Fellows then moved to New York, where she toured vaudeville houses as a "special attraction". "As a coloratura soprano, I was able to earn a living as a singer for a while, and I toured in the hit play Janie, during the war. Then I did a musical on Broadway, Marinka – the Mayerling Story, but with a happy ending, and I did a lot of summer stock in such operettas as The Student Prince, Naughty Marietta and Rosalie."
In 1946 Fellows, who had earlier had a relationship with Bobby Jordan, one of the original "Dead End Kids", married the talent agent Freddie Fields, and they had a daughter. In 1949 she co-starred in the television series The Benny Rubin Show, and her television shows included Babes in Toyland (1950) and The Good Companions (1952).
After her marriage ended in 1955 she suffered a nervous breakdown during a live performance, caused, according to a psychiatrist, by "incurable stage fright", and he prescribed Librium, on which she became dependent. A second brief marriage ended when her husband tried to force her back into performing, and later she worked as an answer-phone operator while battling addiction to drugs and alcohol.

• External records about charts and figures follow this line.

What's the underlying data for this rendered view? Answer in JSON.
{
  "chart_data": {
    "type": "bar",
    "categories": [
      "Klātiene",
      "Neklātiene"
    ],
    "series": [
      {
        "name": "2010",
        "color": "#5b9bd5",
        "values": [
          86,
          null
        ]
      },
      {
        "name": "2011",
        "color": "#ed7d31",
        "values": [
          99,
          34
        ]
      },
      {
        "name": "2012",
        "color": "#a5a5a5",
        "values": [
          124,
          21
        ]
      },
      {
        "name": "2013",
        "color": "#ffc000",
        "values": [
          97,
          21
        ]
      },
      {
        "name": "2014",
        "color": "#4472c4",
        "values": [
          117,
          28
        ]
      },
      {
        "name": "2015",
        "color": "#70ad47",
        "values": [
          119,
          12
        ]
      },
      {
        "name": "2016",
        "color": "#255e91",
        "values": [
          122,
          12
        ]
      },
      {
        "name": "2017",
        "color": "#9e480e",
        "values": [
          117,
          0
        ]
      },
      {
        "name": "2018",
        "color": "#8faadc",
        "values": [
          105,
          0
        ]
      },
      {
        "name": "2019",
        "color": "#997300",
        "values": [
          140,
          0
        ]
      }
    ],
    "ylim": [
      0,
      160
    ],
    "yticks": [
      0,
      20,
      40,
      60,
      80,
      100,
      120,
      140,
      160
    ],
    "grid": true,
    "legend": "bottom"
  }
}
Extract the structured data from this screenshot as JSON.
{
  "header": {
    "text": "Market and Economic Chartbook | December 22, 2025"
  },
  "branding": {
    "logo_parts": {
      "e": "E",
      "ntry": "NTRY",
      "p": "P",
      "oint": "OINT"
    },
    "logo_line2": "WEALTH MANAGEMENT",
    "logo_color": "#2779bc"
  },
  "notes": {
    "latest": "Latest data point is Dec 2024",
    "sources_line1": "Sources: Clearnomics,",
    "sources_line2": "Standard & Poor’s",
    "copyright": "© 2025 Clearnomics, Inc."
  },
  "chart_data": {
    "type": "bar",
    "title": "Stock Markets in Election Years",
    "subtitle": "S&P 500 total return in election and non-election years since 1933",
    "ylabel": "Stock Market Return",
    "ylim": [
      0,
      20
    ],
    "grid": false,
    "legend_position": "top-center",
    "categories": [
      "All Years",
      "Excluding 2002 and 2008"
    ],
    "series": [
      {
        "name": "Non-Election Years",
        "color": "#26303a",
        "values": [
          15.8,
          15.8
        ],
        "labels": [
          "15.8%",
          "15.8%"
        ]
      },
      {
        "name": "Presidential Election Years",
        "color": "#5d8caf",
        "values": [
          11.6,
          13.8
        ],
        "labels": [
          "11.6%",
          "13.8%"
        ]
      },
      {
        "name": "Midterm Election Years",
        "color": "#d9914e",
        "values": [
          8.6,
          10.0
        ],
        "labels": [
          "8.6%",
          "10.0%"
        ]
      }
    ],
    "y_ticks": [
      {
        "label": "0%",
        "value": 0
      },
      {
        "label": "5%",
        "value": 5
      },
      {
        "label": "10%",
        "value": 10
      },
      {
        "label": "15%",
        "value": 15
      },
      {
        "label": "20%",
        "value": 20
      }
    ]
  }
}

She finally returned to acting in 1979, starring in Los Angeles in a play based on her life, then took supporting roles on television, notably that of dress designer Edith Head in the television movie The Grace Kelly Story (1983). Fellows also appeared in such TV shows as Cagney and Lacey and ER. She retired in 1995, and in 2003 moved into the Motion Picture Country Home.
Edith Marilyn Fellows, actress and singer: born Boston, Massachusetts 20 May 1923; married 1942 Freddie Fields (divorced 1955; one daughter), secondly (marriage dissolved); died Los Angeles 26 June 2011.